The desirability of a clay pot is dependent on a few factors such as the method of making, firing and producer but top of the list is the quality of the clay. This pot is made from extremely high-grade Zisha Yixing clay which has been fermented for over 30 years in Yixing.
The original ores (Yuan Kuang) to make this clay are supposedly from Huang Long Mountain - one of the official mines and source of some of the most sought after clays in the tea community. It is important to note that it is impossible for us to verify this claim. Zisha clay, much like everything in tea, is shrouded in myth-making and misinformation and so it is important to be cautious about taking anything at face value. However, these teapots were sourced from a very respected master potter called Ying Chunfang in Yixing and the clay is undoubtedly of impeccable quality.
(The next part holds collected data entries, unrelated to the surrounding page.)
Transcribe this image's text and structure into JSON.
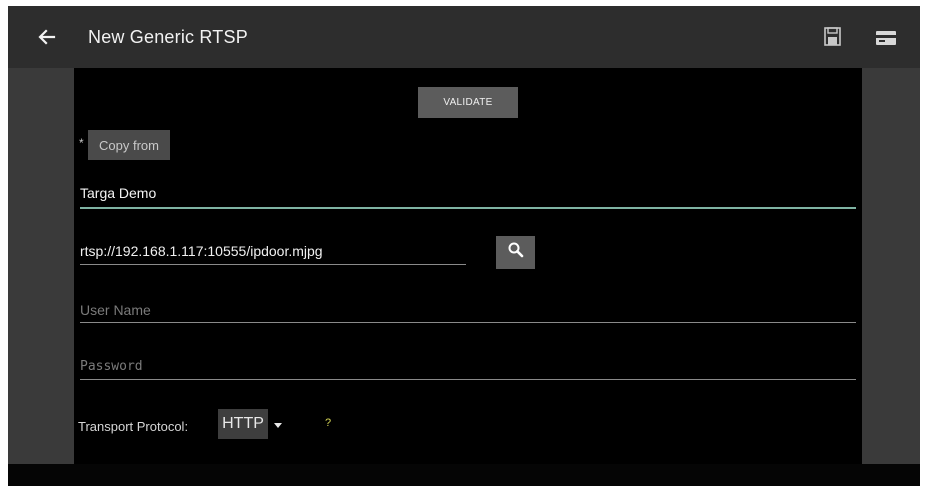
{
  "app": {
    "title": "New Generic RTSP",
    "actions": {
      "back": "back-arrow-icon",
      "save": "save-icon",
      "card": "card-icon"
    }
  },
  "form": {
    "validate_label": "VALIDATE",
    "required_marker": "*",
    "copy_from_label": "Copy from",
    "name_value": "Targa Demo",
    "url_value": "rtsp://192.168.1.117:10555/ipdoor.mjpg",
    "search_icon": "search-icon",
    "username_placeholder": "User Name",
    "password_placeholder": "Password",
    "transport_label": "Transport Protocol:",
    "transport_value": "HTTP",
    "help_label": "?"
  },
  "colors": {
    "appbar": "#2d2d2d",
    "panel": "#000000",
    "sides": "#3a3a3a",
    "button": "#5c5c5c",
    "focus_underline": "#7fb3a3",
    "help": "#d6d655"
  }
}
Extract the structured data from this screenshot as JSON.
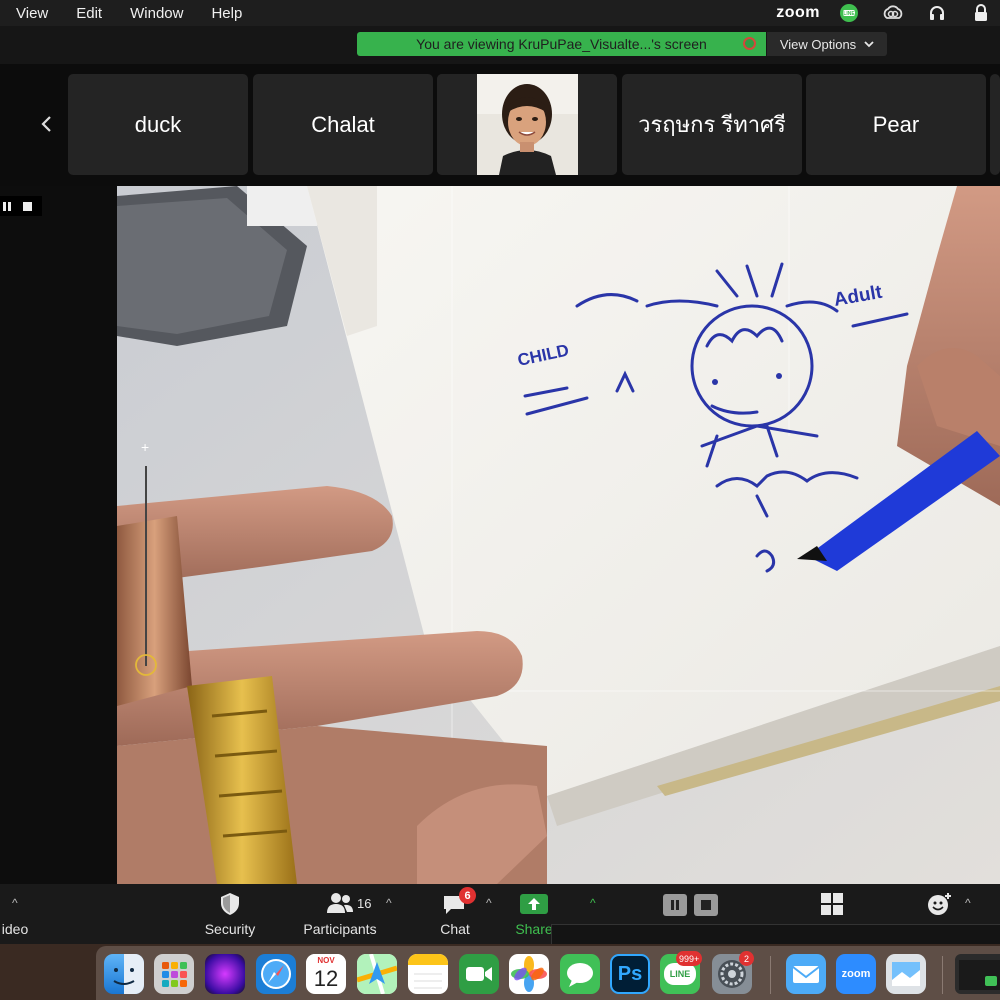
{
  "menubar": {
    "items": [
      "View",
      "Edit",
      "Window",
      "Help"
    ],
    "status_app": "zoom"
  },
  "share_banner": {
    "text": "You are viewing KruPuPae_Visualte...'s screen",
    "view_options_label": "View Options"
  },
  "participants": [
    {
      "name": "duck",
      "has_video": false
    },
    {
      "name": "Chalat",
      "has_video": false
    },
    {
      "name": "",
      "has_video": true
    },
    {
      "name": "วรฤษกร รีทาศรี",
      "has_video": false
    },
    {
      "name": "Pear",
      "has_video": false
    }
  ],
  "drawing_text": {
    "child_label": "CHILD",
    "adult_label": "Adult"
  },
  "toolbar": {
    "video_label": "ideo",
    "security_label": "Security",
    "participants_label": "Participants",
    "participants_count": "16",
    "chat_label": "Chat",
    "chat_badge": "6",
    "share_label": "Share"
  },
  "dock": {
    "calendar_month": "NOV",
    "calendar_day": "12",
    "line_badge": "999+",
    "settings_badge": "2",
    "ps_label": "Ps",
    "line_label": "LINE",
    "zoom_label": "zoom"
  },
  "colors": {
    "banner_green": "#37b24d",
    "toolbar_bg": "#1a1a1a",
    "tile_bg": "#242424",
    "share_green": "#2f9e44",
    "badge_red": "#e03131",
    "ink_blue": "#2a35a8"
  }
}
The clay has been kept for over 30 years. This 'fermentation' process increases the plasticity of the clay to make it easier to work and it is claimed that it increases the porosity of the clay and therefore its effectiveness at shaping the tea and developing seasoning and patina.
These pots are fully handmade by Ying Chunfang which means that they have been made without any moulds and are shaped entirely by hand which takes an immense amount of skill.
Yixing clay pots have an ability to soften tea, reduce astringency and smooth out any bitterness. This allows the brewer to steep strong and flavourful brews while attenuating the 'bite' of a tea. The compromise with Yixing is that it has a tendency to sand away some of the top, bright character of a tea. I have been amazed at the ability of this clay pot to produce potent brews and control the 'bite' while preserving the brightness of a tea. Whether this is due to the clay origin, fermentation of firing is up for debate but I have totally fallen for this pot especially for Sheng PuErh.
We recommend priming Yixing pots to remove any dust and 'open the pores' of the clay by first rinsing a few times with warm water and then filling with boiling water a few times. Alternatively, you can gently submerge the pot and lid into a pan of water with a towel at the bottom to protect the pot from breaking when moving. Bring the water to the boil and immediately turn down to simmer for 10-15 minutes. This method is more dangerous and we prefer to treat these precious handmade pots with a little more caution.
If you would like to kick-start the seasoning and patina process then you can submerge the pot in your strong, boiling hot tea of choice and leave overnight but we don't bother with this and allow the seasoning to happen naturally.